他的意思,陸小鳳已經明白了。因為他明白了,所以才收斂了臉上的笑意。
“可惜,我最不願招惹的就是寡婦。”說著,陸小鳳便要上車繼續趕路。
他拿方玉飛當朋友,之前的許多年,他來盛京的時候總是要去找他的。可是方玉飛卻當他是貪圖美色便可以草菅人命的下|流|胚|子。縱然陸小鳳是浪子,被自己當做朋友的人這麽看待,他也是要傷心的。
方玉飛也隻是本著“姑且一試”的心理和陸小鳳說方才的那些話的,陸小鳳答應了最好,沒有答應,他也有之後的手段。
“看來我們是沒有做親戚的緣分了。”方玉飛故意歎了一口氣,也變了稱呼:“陸大俠且慢。”
陸小鳳沒有理會他,隻是扔下一句:“你攔得住我?”這個時候,他的心情忽然很糟糕,每個失去了相交多年的老友的人,心情都會這樣糟糕。

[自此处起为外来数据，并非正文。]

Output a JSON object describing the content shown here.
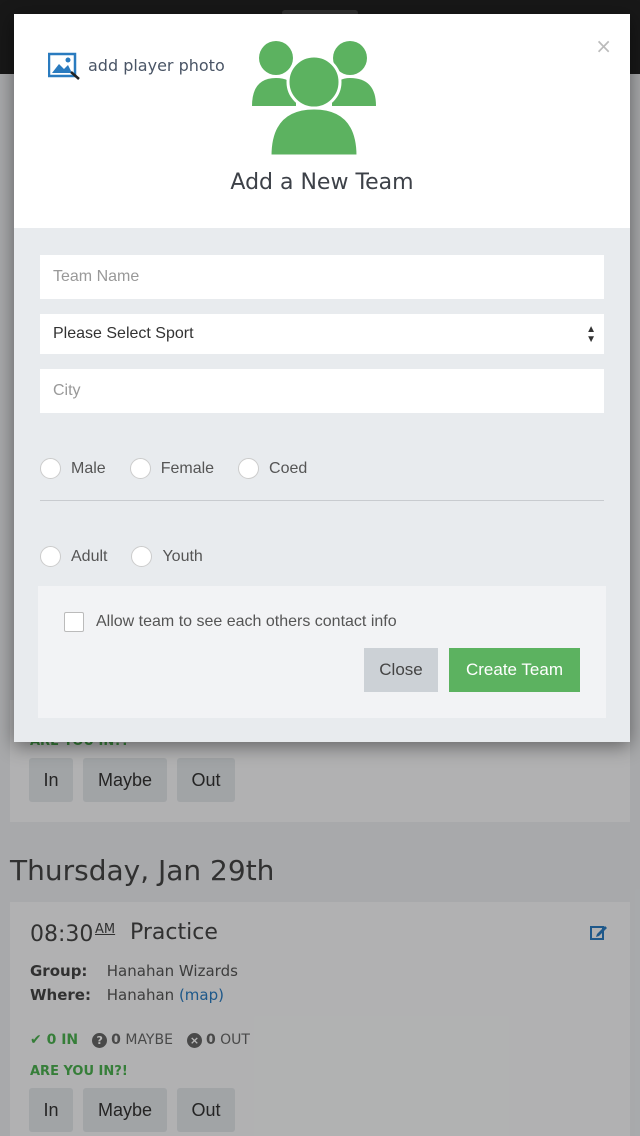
{
  "modal": {
    "close_glyph": "×",
    "add_photo_label": "add player photo",
    "title": "Add a New Team",
    "team_name_placeholder": "Team Name",
    "sport_select_value": "Please Select Sport",
    "city_placeholder": "City",
    "gender_options": [
      "Male",
      "Female",
      "Coed"
    ],
    "age_options": [
      "Adult",
      "Youth"
    ],
    "contact_checkbox_label": "Allow team to see each others contact info",
    "contact_checkbox_checked": false,
    "close_button": "Close",
    "create_button": "Create Team",
    "accent_color": "#5cb260"
  },
  "background": {
    "prev_event": {
      "rsvp_prompt": "ARE YOU IN?!",
      "buttons": [
        "In",
        "Maybe",
        "Out"
      ]
    },
    "day_heading": "Thursday, Jan 29th",
    "event": {
      "time": "08:30",
      "ampm": "AM",
      "title": "Practice",
      "group_label": "Group:",
      "group_value": "Hanahan Wizards",
      "where_label": "Where:",
      "where_value": "Hanahan",
      "map_link": "(map)",
      "in_count": "0 IN",
      "maybe_count": "0",
      "maybe_label": "MAYBE",
      "out_count": "0",
      "out_label": "OUT",
      "rsvp_prompt": "ARE YOU IN?!",
      "buttons": [
        "In",
        "Maybe",
        "Out"
      ]
    }
  }
}
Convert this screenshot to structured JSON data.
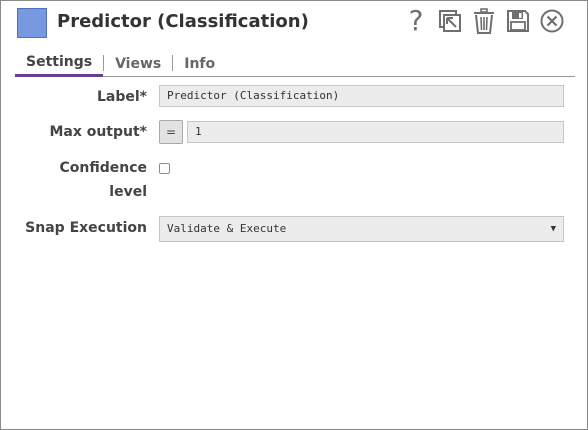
{
  "header": {
    "title": "Predictor (Classification)",
    "swatch_color": "#7899e0",
    "tools": [
      "help-icon",
      "export-icon",
      "delete-icon",
      "save-icon",
      "close-icon"
    ],
    "help_glyph": "?"
  },
  "tabs": [
    {
      "label": "Settings",
      "active": true
    },
    {
      "label": "Views",
      "active": false
    },
    {
      "label": "Info",
      "active": false
    }
  ],
  "accent_color": "#6a3d8f",
  "form": {
    "label_field": {
      "label": "Label*",
      "value": "Predictor (Classification)"
    },
    "max_output": {
      "label": "Max output*",
      "expr_label": "=",
      "value": "1"
    },
    "confidence": {
      "label_line1": "Confidence",
      "label_line2": "level",
      "checked": false
    },
    "snap_execution": {
      "label": "Snap Execution",
      "value": "Validate & Execute",
      "arrow": "▼"
    }
  }
}
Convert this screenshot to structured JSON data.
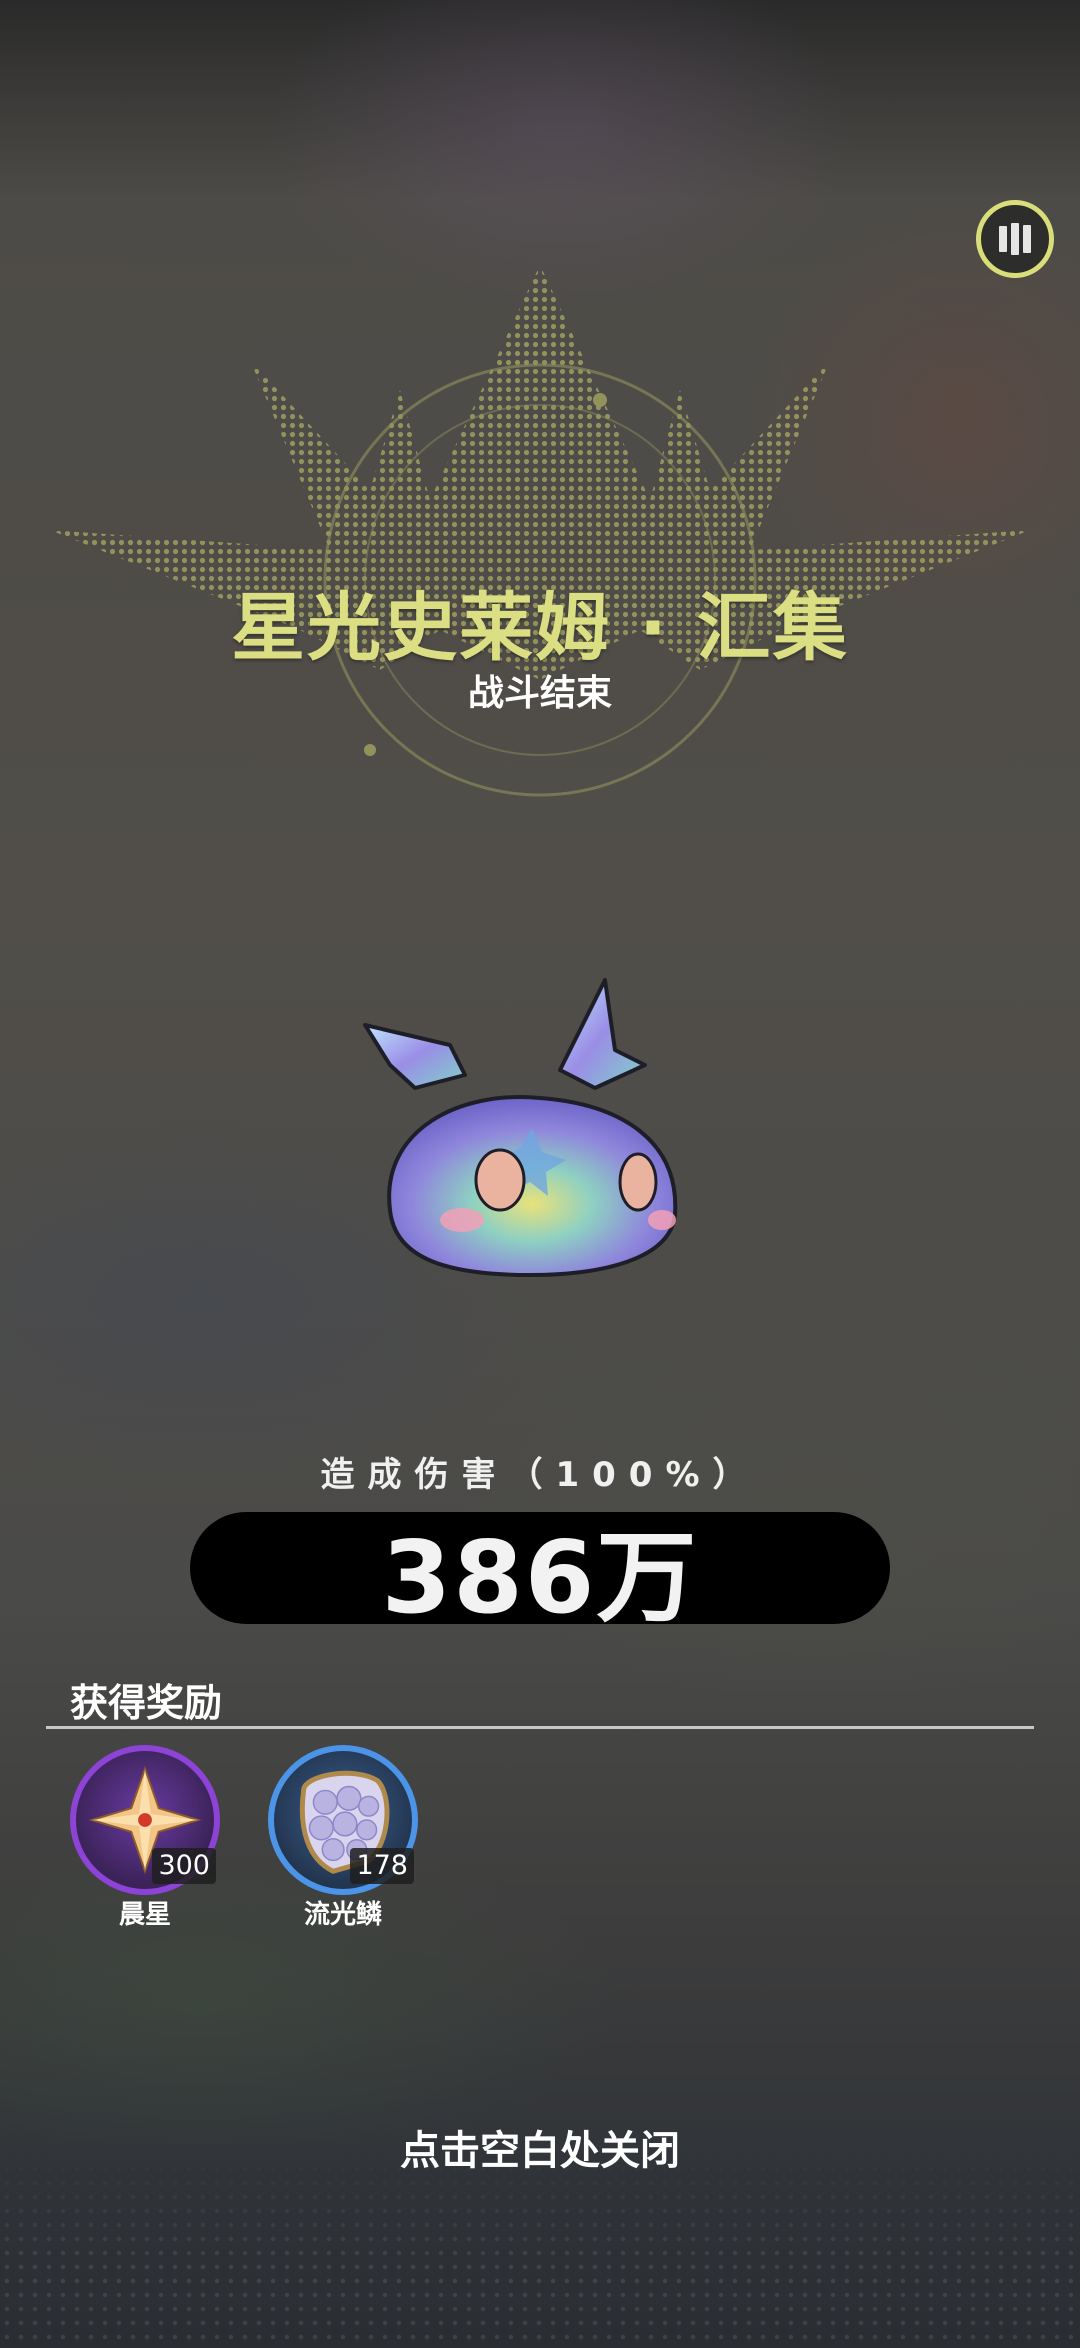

方玉飛:“你的武功,我已清楚得很,你的靈犀一指,用來對付我根本連一點用都沒有,我卻有對付你的手段。【1】”
說著,方玉飛從懷中掏出一個銀色的手套,飛快的套在了自己手上。那個手套的尖端帶著銀針一樣的倒刺,還有虎爪一樣的鉤子。
銀色的手套上閃爍著微藍的光芒,陸小鳳眯眼一看,他敢肯定,隻要自己的手指挨上那麽一下,他定然活不過今日。
可是陸小鳳畢竟是陸小鳳。他隻是有些不解的問道:“我看這塊牌子也沒有什麽稀奇的,羊脂白玉的料子雖然名貴,可是以你的身家,應當也不至於買不起吧?”
方玉虎猶豫了一下,最終對陸小鳳說道:“這塊牌子放在你那裏,不僅沒什麽用,反而會為你招來禍事。不若你今日將它給了我,日後我定有大謝。”
方玉飛的神情帶著一種誠懇,襯著他手上銀色的手套,卻更顯得有幾分諷刺。
陸小鳳默然,卻堅持問道:“這到底是什麽牌子?”
這一次,方玉虎也不再對他賣關子,直接道:“你可曾聽過西方魔教?”
陸小鳳:“那個傳說中教主武功高深莫測,掌控了整個西域的西方魔教?”
方玉飛點了點頭,道:“正是如此。前些日子我得到消息,那位玉教主因為練功而走火入魔,已經身故了。”
他的話點到即止,陸小鳳卻已經明白了。他並沒有將“羅刹牌”拿出來,而是問道:“隻憑著這一個牌子,西方魔教的下一任教主就能定下來?”
方玉飛點頭。
陸小鳳的笑容卻帶上了幾分少有的譏諷:“我卻不知道,你一個蜀中人,何時手伸得那樣長。”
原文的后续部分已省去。